Can you replicate private markets returns in the public markets?

Written by Mark Machin | January 31, 2022

Top and even median private asset returns of most asset classes cannot be accessed via public proxies

Key Takeaways

  • Mark Machin, CEO of Opto, discusses the feasibility and drawbacks of attempting to replicate private markets returns using public assets.
  • It is basically impossible to replicate venture capital or many private credit strategies through public markets - these assets are very unique.
  • You can replicate private equity to a degree by levering small cap equities, but this comes with a lot of leverage, which compounds the volatility risk of holding these public assets.
  • Across all private asset classes, it is not possible to replicate top quartile manager returns, because these managers truly are adding value to their investments.
Transcript

I'm Mark Machin. I was formerly the president and CEO of the Canada Pension Plan Investment Board, or CPP Investments. You can get close to what you do in private markets through public markets, but it's not perfect, and you're missing out on all the value-add that these fund managers can apply to these assets, which you're not going to get through investing in public markets. To some extent, it is true that the returns from private equity can be replicated through leveraged small-cap stocks, and you can replicate the average returns of private equity as an asset class through, you know, theoretically through a portfolio of leverage small-cap stocks. However, you can't replicate top quartile funds or even probably the top half of funds through doing that. The reason why the funds like CPPIB invested in private assets, even though theoretically you could replicate the average returns, we felt we could do much better than average returns. So by capital research, by capital analysis, we felt we could pick top quartile funds and get access to those funds. If you're doing that, then it's impossible to replicate.
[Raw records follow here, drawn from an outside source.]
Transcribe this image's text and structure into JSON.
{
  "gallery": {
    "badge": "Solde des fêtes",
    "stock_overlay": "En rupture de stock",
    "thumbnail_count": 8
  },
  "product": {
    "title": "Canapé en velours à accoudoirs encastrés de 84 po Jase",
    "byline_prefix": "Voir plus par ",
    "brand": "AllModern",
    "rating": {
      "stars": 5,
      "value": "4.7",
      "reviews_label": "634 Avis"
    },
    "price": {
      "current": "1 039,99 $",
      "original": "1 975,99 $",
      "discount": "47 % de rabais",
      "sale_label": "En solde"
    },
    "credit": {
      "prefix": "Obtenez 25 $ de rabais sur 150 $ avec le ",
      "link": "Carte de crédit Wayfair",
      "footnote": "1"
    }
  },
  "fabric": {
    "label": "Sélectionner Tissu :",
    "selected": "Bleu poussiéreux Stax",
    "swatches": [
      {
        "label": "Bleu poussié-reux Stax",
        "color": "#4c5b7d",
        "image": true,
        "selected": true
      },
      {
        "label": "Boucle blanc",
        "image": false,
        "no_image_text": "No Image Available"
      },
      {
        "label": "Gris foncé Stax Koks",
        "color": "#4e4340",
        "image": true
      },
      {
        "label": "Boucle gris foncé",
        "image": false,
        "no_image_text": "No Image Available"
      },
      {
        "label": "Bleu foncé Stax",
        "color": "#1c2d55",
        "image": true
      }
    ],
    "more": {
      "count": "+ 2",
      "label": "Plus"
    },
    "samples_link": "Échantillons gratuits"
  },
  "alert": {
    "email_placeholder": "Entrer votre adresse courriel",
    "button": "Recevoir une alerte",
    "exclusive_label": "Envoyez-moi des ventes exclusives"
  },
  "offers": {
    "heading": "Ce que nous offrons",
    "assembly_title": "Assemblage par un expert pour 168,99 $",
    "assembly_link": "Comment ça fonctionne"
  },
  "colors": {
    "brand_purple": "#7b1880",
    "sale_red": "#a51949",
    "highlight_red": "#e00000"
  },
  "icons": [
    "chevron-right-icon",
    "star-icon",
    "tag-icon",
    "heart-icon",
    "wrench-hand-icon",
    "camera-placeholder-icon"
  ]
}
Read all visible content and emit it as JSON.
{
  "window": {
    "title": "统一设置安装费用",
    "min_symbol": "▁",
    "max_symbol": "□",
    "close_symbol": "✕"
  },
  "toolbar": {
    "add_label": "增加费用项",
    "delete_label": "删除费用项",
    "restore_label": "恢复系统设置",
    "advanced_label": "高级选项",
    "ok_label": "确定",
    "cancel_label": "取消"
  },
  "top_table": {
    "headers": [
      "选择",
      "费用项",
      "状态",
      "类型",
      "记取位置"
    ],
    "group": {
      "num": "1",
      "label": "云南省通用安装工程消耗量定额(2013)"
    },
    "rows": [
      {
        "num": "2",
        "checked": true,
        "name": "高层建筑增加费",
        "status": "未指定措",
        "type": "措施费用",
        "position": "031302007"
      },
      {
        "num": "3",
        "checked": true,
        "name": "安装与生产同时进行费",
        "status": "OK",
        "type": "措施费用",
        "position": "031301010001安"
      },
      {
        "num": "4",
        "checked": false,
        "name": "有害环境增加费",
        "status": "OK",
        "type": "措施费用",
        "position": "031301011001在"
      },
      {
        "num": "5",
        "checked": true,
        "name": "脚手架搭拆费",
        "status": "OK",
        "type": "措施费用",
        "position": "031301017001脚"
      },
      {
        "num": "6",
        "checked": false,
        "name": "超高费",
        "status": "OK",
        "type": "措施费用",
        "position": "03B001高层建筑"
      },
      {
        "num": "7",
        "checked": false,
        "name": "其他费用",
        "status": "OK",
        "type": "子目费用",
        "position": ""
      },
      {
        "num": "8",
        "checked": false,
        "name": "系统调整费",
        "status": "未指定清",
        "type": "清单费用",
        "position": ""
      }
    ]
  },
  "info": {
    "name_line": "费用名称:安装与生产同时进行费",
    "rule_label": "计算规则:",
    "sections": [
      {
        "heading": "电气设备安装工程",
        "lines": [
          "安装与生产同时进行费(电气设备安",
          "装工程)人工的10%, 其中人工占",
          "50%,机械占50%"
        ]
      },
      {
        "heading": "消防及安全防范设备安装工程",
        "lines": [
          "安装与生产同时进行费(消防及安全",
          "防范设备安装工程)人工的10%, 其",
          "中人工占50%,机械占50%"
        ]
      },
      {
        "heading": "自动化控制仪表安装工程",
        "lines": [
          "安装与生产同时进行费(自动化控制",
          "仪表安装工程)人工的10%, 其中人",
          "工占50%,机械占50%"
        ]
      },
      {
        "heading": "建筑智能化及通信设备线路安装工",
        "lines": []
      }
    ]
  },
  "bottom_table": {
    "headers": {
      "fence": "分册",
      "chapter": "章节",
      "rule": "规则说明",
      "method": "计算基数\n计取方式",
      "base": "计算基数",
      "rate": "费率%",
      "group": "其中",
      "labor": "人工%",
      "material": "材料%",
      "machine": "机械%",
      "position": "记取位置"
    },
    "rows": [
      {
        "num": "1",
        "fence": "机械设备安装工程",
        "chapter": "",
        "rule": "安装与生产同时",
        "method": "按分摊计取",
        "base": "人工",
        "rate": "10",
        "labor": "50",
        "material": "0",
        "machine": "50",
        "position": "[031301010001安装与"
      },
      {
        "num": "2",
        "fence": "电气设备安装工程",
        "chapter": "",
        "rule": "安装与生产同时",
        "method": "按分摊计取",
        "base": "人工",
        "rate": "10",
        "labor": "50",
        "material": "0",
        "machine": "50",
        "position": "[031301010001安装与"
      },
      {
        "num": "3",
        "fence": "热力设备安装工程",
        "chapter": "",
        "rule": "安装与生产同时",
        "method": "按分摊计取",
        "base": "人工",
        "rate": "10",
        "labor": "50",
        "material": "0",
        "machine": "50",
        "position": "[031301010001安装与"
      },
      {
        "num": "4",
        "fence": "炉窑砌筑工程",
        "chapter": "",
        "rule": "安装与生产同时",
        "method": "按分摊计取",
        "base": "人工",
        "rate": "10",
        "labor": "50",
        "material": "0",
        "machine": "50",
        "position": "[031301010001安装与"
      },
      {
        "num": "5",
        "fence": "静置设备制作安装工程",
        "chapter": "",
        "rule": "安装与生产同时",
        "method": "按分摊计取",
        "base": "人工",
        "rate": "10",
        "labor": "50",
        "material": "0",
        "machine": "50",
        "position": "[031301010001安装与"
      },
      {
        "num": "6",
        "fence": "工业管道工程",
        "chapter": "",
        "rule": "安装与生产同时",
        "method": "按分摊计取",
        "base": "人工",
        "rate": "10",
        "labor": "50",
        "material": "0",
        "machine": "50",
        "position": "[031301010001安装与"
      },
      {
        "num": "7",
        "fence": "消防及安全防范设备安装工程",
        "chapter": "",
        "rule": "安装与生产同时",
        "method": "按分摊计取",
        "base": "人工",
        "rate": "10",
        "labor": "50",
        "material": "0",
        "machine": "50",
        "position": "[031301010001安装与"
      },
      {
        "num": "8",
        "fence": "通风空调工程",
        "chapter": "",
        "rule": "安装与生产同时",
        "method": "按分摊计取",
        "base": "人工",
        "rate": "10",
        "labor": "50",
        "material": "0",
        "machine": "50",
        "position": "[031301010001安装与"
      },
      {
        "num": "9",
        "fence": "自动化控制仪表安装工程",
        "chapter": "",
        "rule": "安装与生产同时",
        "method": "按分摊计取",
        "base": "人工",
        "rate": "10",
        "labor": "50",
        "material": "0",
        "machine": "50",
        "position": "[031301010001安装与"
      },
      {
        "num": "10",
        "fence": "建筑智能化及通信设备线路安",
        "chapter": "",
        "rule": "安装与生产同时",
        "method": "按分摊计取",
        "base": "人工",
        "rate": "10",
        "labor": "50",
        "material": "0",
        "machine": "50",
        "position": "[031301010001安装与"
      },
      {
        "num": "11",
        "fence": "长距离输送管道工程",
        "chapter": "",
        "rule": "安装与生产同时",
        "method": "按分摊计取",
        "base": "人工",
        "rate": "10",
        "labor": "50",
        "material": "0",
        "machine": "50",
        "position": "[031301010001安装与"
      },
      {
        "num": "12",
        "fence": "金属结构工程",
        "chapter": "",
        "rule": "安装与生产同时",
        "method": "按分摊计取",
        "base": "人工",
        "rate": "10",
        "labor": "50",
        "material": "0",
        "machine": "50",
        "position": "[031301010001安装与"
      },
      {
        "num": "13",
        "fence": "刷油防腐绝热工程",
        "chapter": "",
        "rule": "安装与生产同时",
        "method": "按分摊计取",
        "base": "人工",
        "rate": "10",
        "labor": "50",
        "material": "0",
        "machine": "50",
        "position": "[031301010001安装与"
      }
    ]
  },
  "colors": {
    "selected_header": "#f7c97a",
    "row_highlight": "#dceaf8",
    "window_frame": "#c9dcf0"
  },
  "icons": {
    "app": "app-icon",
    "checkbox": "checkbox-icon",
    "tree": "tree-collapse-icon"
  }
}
Private credit is probably a much wider range of types of credit that you can get exposure to through privates than there is in the public markets through specialty lending different parts of the capital stack. There are different types of, you know, commercial leasing or other types of credit exposure that are just broader than you're going to get purely through investing in public credit, and I think the same probably across, you know, other asset classes. So it's very hard to replicate venture returns simply through public investing.

Across all of these sleeves, I don't think you can replicate top quartile manager returns by simply investing in public markets.